Un secteur en évolution

Aujourd’hui, l’utilisation massive des technologies expose les individus et les entreprises à de nouveaux risques, comme la violation de la vie privée, la fraude financière ou encore le vol de données. Le monde de l’assurance de dommages doit évoluer en parallèle, ce qui transforme le rôle des professionnels de l’industrie.

Un récent sondage de la Coalition confirme d’ailleurs cette tendance. Pour 87 % des entreprises québécoises en assurance de dommages, l’émergence des technologies modifie les compétences recherchées auprès des candidats.

Cette réalité offre à la relève et aux travailleurs en réorientation professionnelle des possibilités de carrière enrichies dans une industrie qui gagne à être découverte. Les professions d’agent ou courtier en assurance de dommages, souscripteur et expert en sinistre sont les principales carrières dans ce secteur.

Mais il existe une foule d’autres possibilités, comme des postes en gestion, en administration, en actuariat, en finance, en comptabilité, en ressources humaines, en technologies, en communication et en marketing.

Pour ce qui est des aptitudes recherchées, on en observe quatre principales: sens du service à la clientèle, talent pour la vente, bonne capacité d’analyse et facilité à communiquer.

Des conditions avantageuses

Comme l’indique un autre sondage de la Coalition, les conditions de travail avantageuses de ces carrières demeurent largement sous-estimées. Sur le plan financier, le salaire d’entrée annuel moyen se situe à 43 000 $. Du côté des avantages, ceux qu’on retrouve le plus souvent dans l’industrie sont la formation et le développement professionnel (chez 76 % des employeurs), les horaires flexibles (63 %) et les assurances collectives (55 %).

Taux de placement: plus de 90 %

«D’ici la fin de 2019, l’industrie québécoise de l’assurance de dommages aura plus de 3500 postes à pourvoir. Outre la démographie et les départs à la retraite, cette situation est attribuable à la croissance des entreprises en assurance de dommages. Les employeurs sont donc à la recherche de nouveaux talents. Le taux de placement dans l’industrie dépasse d’ailleurs les 90 %», explique la responsable des communications et de la coordination de la Coalition, Roxanne Hébert.

Plusieurs parcours mènent aux carrières en assurance de dommages.

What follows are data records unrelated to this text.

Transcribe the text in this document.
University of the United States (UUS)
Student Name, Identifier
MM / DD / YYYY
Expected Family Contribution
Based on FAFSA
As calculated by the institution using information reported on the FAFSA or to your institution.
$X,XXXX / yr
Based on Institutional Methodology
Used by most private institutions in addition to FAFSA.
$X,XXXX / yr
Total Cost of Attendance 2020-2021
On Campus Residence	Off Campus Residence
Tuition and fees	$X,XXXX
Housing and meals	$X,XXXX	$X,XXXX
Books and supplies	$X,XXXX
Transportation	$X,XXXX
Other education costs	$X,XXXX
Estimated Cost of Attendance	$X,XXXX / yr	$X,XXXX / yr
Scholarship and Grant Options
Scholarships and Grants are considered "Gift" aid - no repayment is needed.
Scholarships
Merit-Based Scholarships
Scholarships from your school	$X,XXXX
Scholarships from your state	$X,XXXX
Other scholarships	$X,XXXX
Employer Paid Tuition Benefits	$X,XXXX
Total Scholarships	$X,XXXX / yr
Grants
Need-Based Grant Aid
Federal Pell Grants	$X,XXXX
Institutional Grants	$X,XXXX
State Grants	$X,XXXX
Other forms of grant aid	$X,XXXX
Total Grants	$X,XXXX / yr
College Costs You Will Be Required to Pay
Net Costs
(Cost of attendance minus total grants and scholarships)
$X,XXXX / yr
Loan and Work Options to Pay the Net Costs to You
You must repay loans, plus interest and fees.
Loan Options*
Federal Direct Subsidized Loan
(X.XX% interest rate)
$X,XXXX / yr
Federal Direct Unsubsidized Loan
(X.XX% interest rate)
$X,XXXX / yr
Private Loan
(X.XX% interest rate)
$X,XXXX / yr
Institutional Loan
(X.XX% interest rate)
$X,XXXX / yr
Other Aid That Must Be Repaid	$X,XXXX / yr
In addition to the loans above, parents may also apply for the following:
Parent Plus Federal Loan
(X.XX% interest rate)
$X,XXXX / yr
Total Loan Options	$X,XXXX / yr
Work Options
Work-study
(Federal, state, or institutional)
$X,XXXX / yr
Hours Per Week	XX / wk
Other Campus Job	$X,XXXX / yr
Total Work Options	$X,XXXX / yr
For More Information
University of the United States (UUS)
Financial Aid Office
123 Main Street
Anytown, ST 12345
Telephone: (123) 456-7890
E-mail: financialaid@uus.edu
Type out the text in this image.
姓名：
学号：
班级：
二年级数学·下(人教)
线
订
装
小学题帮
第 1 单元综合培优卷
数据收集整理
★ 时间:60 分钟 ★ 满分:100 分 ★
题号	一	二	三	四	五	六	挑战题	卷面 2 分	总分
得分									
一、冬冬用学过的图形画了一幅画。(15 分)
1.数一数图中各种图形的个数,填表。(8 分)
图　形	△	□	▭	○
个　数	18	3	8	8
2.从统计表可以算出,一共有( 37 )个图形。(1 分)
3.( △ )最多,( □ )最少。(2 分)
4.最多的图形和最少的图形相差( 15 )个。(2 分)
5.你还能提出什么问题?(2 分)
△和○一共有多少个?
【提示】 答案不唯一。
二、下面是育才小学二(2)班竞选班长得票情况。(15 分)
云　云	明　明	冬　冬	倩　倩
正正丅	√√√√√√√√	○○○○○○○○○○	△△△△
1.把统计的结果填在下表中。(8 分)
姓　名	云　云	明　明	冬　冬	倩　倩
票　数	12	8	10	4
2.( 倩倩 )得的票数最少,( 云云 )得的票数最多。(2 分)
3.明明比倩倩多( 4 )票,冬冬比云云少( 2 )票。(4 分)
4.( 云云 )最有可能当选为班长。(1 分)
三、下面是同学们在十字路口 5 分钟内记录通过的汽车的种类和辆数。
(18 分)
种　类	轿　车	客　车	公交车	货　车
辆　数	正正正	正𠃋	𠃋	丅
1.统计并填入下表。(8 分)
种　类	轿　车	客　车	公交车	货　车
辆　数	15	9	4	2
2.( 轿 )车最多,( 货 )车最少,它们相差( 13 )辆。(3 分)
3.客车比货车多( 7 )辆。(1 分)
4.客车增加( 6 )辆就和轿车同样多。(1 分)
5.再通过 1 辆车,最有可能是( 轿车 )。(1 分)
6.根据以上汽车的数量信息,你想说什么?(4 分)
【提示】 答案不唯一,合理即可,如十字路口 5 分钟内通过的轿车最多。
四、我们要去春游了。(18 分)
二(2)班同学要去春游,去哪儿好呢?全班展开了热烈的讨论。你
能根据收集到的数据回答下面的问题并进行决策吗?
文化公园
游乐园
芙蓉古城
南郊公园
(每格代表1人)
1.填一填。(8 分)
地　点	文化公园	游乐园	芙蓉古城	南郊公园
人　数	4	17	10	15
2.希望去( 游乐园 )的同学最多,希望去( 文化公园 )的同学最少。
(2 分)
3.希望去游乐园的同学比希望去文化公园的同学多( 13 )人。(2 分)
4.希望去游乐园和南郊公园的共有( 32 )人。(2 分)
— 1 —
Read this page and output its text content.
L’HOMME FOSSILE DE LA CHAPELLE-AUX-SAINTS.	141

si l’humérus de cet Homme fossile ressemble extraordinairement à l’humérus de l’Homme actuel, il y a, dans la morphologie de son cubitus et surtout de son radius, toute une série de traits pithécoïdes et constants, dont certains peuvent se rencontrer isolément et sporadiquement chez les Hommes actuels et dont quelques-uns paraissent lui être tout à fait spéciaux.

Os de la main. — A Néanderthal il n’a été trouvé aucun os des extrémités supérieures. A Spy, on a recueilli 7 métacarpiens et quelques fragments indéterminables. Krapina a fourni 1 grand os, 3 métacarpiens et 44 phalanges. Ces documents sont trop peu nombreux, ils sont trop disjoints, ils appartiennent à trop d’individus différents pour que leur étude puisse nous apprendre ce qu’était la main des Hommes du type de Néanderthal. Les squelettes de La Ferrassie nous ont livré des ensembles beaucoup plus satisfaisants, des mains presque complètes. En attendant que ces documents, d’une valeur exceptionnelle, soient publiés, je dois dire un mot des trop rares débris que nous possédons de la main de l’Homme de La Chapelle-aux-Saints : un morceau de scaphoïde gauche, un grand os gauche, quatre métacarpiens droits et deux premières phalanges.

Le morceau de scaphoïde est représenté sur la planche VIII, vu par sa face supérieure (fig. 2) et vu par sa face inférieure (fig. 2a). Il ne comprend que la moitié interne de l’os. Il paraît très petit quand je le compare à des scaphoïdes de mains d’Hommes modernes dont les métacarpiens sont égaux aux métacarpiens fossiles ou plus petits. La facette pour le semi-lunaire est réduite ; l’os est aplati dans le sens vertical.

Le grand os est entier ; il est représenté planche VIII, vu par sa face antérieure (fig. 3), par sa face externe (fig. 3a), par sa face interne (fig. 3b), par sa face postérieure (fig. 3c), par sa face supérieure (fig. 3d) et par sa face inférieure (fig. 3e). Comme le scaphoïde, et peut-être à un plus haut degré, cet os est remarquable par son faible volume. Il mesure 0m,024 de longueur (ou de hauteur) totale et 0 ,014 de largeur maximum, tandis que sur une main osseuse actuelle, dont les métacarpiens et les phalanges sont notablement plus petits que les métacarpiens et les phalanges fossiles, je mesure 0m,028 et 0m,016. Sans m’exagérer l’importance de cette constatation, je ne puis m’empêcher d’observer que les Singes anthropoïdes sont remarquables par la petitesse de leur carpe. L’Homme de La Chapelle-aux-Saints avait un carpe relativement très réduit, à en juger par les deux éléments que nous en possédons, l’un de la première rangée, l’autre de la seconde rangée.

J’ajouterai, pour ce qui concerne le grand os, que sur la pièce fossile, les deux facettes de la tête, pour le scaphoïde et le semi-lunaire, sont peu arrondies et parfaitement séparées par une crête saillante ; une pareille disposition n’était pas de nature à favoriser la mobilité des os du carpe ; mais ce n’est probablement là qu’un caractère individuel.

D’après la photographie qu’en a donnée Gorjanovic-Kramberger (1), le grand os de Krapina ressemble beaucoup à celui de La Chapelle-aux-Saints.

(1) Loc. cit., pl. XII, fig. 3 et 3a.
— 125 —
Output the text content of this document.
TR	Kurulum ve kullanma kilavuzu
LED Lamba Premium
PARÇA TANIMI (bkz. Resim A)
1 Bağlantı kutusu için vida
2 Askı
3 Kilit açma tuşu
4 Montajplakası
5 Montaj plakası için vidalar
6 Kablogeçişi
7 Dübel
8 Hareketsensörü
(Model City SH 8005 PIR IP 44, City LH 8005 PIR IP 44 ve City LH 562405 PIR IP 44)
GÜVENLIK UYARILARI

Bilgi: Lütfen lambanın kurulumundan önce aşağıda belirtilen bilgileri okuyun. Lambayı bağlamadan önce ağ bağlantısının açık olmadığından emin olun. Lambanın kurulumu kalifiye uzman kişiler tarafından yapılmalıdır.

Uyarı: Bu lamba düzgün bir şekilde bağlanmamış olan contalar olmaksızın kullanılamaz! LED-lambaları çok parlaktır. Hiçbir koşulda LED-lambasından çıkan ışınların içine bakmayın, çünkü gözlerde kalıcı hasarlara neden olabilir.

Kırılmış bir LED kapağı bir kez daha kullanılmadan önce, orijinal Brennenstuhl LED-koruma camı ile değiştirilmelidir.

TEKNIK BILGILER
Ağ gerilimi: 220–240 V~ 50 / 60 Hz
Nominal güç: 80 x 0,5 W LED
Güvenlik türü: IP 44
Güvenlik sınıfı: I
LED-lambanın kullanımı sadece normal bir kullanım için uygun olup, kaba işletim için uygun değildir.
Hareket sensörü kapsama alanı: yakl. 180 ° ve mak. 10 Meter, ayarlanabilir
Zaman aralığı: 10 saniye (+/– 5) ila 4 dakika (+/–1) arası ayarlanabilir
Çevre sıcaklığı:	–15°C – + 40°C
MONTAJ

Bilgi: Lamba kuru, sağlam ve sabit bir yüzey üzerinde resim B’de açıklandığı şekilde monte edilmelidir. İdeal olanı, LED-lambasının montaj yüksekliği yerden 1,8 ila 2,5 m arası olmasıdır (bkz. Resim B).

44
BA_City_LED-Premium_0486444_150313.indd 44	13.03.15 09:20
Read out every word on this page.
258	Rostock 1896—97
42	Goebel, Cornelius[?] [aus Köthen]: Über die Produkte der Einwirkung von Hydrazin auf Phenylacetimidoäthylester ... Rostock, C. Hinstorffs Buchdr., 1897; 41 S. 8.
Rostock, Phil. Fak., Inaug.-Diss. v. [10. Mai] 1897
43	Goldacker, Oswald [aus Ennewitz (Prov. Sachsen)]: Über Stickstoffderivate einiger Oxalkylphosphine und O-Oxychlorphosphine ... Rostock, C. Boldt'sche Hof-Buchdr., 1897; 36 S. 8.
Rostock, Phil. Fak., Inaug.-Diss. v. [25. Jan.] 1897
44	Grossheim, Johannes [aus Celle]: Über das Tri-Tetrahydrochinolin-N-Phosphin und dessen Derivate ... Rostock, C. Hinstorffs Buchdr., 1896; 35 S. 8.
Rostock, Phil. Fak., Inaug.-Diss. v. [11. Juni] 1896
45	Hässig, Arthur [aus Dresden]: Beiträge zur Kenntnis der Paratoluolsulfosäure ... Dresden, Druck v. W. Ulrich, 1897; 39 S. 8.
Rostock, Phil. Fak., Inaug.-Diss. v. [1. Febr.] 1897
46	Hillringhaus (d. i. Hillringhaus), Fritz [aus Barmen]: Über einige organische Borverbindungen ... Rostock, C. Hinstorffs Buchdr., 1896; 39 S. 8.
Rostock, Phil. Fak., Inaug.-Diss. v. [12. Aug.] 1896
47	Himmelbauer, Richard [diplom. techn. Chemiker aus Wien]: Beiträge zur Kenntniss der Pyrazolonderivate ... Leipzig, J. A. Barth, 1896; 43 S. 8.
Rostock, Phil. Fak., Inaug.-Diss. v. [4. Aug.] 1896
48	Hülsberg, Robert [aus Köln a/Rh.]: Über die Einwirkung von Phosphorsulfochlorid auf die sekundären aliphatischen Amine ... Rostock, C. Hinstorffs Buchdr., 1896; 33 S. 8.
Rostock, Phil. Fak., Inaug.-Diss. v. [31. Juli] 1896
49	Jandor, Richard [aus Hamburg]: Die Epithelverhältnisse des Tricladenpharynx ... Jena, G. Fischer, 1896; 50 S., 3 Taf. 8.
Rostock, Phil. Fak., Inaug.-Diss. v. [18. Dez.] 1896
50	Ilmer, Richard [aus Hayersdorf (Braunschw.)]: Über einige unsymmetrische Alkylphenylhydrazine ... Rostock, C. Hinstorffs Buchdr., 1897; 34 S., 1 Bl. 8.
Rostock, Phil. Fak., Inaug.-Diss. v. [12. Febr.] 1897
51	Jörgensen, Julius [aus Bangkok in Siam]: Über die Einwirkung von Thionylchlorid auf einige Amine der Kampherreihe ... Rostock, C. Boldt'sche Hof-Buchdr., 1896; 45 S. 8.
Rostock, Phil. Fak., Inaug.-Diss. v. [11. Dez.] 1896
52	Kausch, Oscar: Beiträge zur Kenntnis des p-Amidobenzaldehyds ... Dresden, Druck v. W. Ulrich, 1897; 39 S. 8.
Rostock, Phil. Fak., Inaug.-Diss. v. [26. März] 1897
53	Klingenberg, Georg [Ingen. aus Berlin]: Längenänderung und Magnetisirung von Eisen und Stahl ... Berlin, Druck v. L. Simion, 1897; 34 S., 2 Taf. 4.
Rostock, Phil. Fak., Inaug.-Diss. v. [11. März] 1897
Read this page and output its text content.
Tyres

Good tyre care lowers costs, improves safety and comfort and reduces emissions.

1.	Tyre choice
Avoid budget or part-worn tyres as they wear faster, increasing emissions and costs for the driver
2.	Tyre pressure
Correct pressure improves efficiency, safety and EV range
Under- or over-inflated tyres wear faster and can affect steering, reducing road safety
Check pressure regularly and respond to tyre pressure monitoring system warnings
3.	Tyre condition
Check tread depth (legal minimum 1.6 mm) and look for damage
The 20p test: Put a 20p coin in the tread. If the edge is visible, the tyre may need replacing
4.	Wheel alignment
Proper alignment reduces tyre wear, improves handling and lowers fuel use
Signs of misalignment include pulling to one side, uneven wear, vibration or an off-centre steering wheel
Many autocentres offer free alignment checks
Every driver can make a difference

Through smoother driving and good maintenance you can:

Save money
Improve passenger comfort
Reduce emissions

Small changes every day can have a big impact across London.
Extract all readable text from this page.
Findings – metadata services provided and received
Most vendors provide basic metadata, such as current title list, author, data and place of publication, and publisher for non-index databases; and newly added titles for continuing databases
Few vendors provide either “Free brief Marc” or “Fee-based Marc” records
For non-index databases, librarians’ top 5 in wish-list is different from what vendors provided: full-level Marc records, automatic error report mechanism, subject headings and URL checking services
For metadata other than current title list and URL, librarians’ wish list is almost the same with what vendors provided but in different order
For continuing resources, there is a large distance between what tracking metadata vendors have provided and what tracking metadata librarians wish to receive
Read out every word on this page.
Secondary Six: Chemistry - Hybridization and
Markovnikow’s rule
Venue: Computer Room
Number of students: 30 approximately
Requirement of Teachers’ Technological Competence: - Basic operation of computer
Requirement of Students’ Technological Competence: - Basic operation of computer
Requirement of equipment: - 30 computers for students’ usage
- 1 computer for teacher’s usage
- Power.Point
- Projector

L’AEC (attestation d’études collégiales) en assurance de dommages, qui dure de 9 à 12 mois, constitue une voie intéressante pour quelqu’un en réorientation professionnelle ou provenant de l’immigration. Le DEC (diplôme d’études collégiales) en Conseil en assurances et en services financiers de trois ans s’avère une voie à envisager pour un élève du secondaire ou un cégépien qui souhaite choisir un programme d’études. Enfin, les diplômés universitaires représentent des candidats prisés par les employeurs de l’industrie.

Quel que soit le parcours, une carrière de choix est possible au sein de l’industrie.